Part I: June 1999
Life in the Great
Outdoors
I awoke to
grayling rising ten feet away in the water. All we were eating was Campbell's
Chicken noodle soup and bannock, so fishing was the order of the day.
I watched the grayling feeding and noticed they were eating little,
black flies on the surface, so I decided to make a fly and catch dinner.
Bridge heaved a sigh that said 'whatever', and went for a walk with
Boris. I hunted the banks and found a couple of duck feathers floating
in an eddy. I stole some thread from the sewing kit and a small hook
from the depleted fishing box and set about inventing a whole new species
of fly. My first three or four looked as if they had come out of Chernobyl
and sank with a splash that put the fish off feeding in a ten-yard radius.
I scaled it down, added a bit of tin foil and tried again. The first
cast snagged a nice shiny, remarkably stupid 11-inch Arctic grayling.
It was like winning the lottery. I cast twice more and each time caught
a fish. We all had a fish for supper, cooked over the fire, and they
were delicious.
That night
we camped at an old wood camp, one of several places along the river
that steamboats had stopped to take on wood for fuel. The woodcutters'
cabin was still standing and his old horse drawn cart was where he'd
left it 60 years earlier. The stove had a mouse nest in it but would
work if need be. Walking through the woods we could see where the woodcutter
had harvested the trees. New trees were growing slowly; nature was reclaiming
the land in her own time.
We stayed
at this camp for a couple nights, fed well by the 'provider', my nickname
for the homemade fly. Although we loved the fresh fish we always worried
it would attract bears. We tried to eat far away from camp and leave
no trace of fish anywhere. Even so, the morning we left, bear tracks
were all around the canoe 50 feet from where we slept under the stars.

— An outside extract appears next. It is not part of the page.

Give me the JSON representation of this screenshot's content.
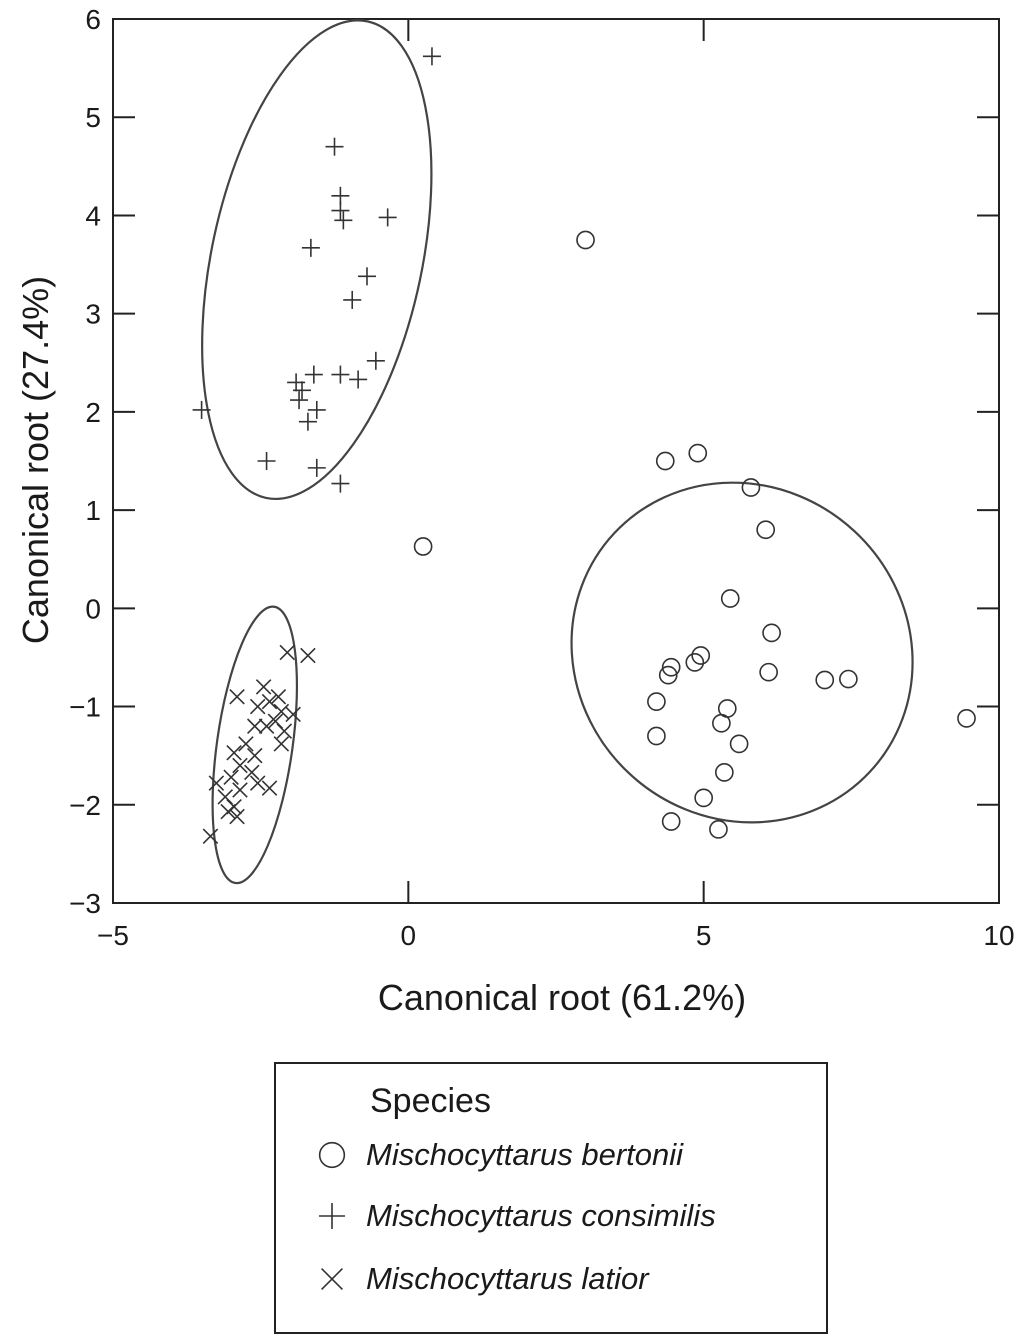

And Boris Lock, our super-sonic bear dog, hadn't barked once at night.
The longer
we were on the river, the better our canoeing technique and the more
we learnt to read the water. We could tell a shallow patch by the rippling
water over rocks, we could tell a slow eddy and we knew which side to
take a bend so that the current carried us best. Our ears were constantly
tuned to the noise of rough water, which we could hear long before we
saw it, so we could brace ourselves for an often short but bumpy ride.
Having no
map really made the journey exciting and the anticipation of what the
river had in store for us in the next 450 miles was a topic of nervous
conversation around our campfires. Our only real concern was the Five
Finger rapids. We had heard so many horror stories of people drowning
or getting stranded there, and we'd never been over a rapid in our lives.
We traveled
silently through mile after mile of pristine wilderness. It was like
entering the Lost World and finding a perfect paradise. Generally, Boris
was really good in the canoe. He would lie quietly in the sun curled
up amongst the equipment. The trouble came when we stopped to camp.
After long periods of inactivity he was raring to go and would take
off into the woods barking at anything that moved, then return to camp
and pooh right were we wanted to sit.